Early growth was stressed by frequent showers on heavy and variably drained soils. Downy mildew infected foliage of some stands but remained in the lower canopy. June to August temperatures were near long term normals with very few days above 28°C (82°F). Rainfall amounts were generally above average with good distribution through July and August. These conditions contributed to a large crop canopy and excellent pod set. Sclerotinia pressure was high during flowering and pod-fill with significant visual reductions in infection levels where a fungicide was applied. However, in 2008 fungicide treatment trials fungicides did not significantly improve yields. Uneven flowering and wet conditions made it difficult to accurately time fungicide application.

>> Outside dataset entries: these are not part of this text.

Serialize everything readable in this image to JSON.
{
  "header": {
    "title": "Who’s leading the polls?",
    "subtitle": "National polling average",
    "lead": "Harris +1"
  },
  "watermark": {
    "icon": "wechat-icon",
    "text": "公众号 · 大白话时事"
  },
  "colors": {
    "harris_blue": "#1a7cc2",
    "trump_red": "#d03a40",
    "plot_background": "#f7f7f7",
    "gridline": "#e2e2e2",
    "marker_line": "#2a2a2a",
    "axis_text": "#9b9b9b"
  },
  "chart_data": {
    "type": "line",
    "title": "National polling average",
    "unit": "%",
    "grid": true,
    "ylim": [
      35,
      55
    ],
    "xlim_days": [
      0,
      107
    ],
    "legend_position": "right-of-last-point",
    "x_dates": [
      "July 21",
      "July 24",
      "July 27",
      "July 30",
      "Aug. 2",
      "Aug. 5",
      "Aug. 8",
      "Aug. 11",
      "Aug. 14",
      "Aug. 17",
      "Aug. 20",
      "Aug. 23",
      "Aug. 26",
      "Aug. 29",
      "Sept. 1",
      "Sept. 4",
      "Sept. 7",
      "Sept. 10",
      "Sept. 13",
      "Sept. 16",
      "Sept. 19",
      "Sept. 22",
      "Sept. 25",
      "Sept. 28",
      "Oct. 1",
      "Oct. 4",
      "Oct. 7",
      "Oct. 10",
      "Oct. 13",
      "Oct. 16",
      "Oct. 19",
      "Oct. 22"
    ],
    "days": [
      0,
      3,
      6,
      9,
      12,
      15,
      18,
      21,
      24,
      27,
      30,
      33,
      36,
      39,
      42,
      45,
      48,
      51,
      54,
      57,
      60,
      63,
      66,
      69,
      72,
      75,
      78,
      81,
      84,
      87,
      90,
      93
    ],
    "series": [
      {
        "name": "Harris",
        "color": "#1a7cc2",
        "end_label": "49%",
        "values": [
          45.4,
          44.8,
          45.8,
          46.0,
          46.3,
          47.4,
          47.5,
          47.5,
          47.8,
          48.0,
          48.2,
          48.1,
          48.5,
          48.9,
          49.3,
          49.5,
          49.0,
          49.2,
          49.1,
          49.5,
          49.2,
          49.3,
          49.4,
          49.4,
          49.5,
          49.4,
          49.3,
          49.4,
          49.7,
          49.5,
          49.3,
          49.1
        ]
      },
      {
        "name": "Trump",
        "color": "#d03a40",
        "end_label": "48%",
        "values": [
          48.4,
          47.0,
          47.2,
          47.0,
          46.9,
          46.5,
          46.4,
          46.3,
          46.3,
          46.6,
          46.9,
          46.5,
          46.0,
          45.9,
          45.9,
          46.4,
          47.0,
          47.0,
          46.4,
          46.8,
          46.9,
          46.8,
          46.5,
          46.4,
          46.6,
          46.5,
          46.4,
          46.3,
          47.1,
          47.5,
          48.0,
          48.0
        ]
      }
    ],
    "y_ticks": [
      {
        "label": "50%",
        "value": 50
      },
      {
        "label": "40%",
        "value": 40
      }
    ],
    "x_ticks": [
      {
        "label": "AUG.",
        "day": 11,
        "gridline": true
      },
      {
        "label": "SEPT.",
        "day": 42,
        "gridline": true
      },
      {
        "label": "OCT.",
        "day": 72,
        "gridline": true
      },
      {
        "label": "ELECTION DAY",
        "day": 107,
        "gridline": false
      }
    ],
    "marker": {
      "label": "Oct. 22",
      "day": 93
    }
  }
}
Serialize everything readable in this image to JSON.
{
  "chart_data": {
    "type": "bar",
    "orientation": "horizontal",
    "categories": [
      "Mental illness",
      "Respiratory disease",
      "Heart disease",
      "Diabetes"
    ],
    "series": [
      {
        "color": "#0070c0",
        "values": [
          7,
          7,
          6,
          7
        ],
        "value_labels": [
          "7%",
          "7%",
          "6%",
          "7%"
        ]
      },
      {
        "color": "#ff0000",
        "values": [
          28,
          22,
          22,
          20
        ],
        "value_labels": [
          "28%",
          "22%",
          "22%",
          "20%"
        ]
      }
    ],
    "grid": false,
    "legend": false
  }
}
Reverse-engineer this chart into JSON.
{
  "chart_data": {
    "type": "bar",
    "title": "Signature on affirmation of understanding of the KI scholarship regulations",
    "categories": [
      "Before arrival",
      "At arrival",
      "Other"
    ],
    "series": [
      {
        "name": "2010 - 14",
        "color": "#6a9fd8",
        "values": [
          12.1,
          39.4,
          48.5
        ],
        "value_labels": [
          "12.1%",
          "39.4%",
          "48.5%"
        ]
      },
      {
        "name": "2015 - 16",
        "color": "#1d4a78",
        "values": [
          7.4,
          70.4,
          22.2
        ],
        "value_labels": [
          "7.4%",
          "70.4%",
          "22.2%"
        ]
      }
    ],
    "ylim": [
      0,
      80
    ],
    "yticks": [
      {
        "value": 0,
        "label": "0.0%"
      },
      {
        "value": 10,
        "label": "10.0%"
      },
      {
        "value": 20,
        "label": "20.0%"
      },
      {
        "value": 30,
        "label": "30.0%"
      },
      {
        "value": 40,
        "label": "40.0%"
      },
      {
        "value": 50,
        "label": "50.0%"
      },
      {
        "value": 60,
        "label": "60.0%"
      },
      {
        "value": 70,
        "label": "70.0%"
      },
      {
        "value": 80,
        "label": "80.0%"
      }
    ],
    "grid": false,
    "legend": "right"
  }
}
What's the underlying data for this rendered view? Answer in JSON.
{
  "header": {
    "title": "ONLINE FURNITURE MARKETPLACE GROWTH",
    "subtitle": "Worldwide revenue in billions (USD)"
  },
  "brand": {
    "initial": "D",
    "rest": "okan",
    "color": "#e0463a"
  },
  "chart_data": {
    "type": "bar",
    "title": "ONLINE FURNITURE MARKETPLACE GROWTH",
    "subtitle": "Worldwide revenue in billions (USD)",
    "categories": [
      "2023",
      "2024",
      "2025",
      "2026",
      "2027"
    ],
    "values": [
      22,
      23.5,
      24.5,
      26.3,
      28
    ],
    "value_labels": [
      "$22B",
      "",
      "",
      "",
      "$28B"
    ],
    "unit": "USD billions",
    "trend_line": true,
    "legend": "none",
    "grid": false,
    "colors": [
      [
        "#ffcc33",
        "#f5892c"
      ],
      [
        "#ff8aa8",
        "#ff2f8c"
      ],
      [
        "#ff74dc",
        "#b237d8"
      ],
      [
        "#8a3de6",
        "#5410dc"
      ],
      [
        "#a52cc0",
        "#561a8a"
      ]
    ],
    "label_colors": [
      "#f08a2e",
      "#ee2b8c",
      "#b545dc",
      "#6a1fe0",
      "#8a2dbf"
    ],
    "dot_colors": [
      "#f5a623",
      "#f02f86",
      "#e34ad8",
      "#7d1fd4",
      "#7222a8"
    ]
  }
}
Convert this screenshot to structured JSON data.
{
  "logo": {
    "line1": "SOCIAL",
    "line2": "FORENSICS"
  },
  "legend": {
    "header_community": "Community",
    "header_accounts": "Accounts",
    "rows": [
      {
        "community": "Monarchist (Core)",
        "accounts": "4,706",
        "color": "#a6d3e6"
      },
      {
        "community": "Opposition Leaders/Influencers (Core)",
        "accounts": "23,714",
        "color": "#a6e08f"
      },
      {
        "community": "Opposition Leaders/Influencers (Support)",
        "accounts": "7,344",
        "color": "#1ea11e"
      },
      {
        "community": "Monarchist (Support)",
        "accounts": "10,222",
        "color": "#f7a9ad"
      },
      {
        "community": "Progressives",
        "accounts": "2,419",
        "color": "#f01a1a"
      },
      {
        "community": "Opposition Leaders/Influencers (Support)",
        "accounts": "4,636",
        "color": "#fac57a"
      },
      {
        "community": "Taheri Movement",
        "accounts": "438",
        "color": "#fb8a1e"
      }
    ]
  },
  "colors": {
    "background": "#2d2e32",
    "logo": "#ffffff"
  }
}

Direct harvest was challenging due to a heavy crop canopy, lodging in some varieties and green stalks. Some growers switched to swathing the crop with some success. Waiting for green stalks to dry down or seed moistures to drop in order to avoid drying costs, resulted in harvest delays due to wet weather, as well as significant shattering losses. The provincial average yield will set a new record of over 2,000 lb/ac. Yields of 2500-3500 lb/acre were common.

Challenges for 2009

Pest Management

Sclerotinia is the most serious disease of canola, and soil inoculum levels will be high following this season. Canola stands that emerge evenly are more likely to flower at the same time which improves timing for sclerotinia fungicide application. Swede midge affected late planted canola this year. In areas where swede midge occurs, avoid late May to June plantings, or include a monitoring and spray program for control until more specific recommendations can be developed.

Managing Inputs

Record high fertilizer prices and higher input costs will require careful review. Soil test every field as the foundation for precise fertility programs. Sulphur deficiencies were noted in some northern growing districts this season. Many now include 15-25 lb/acre sulphur as 'insurance' in the fertilizer program. Results from best management trials did not show an advantage from using foliar boron. Further research is required.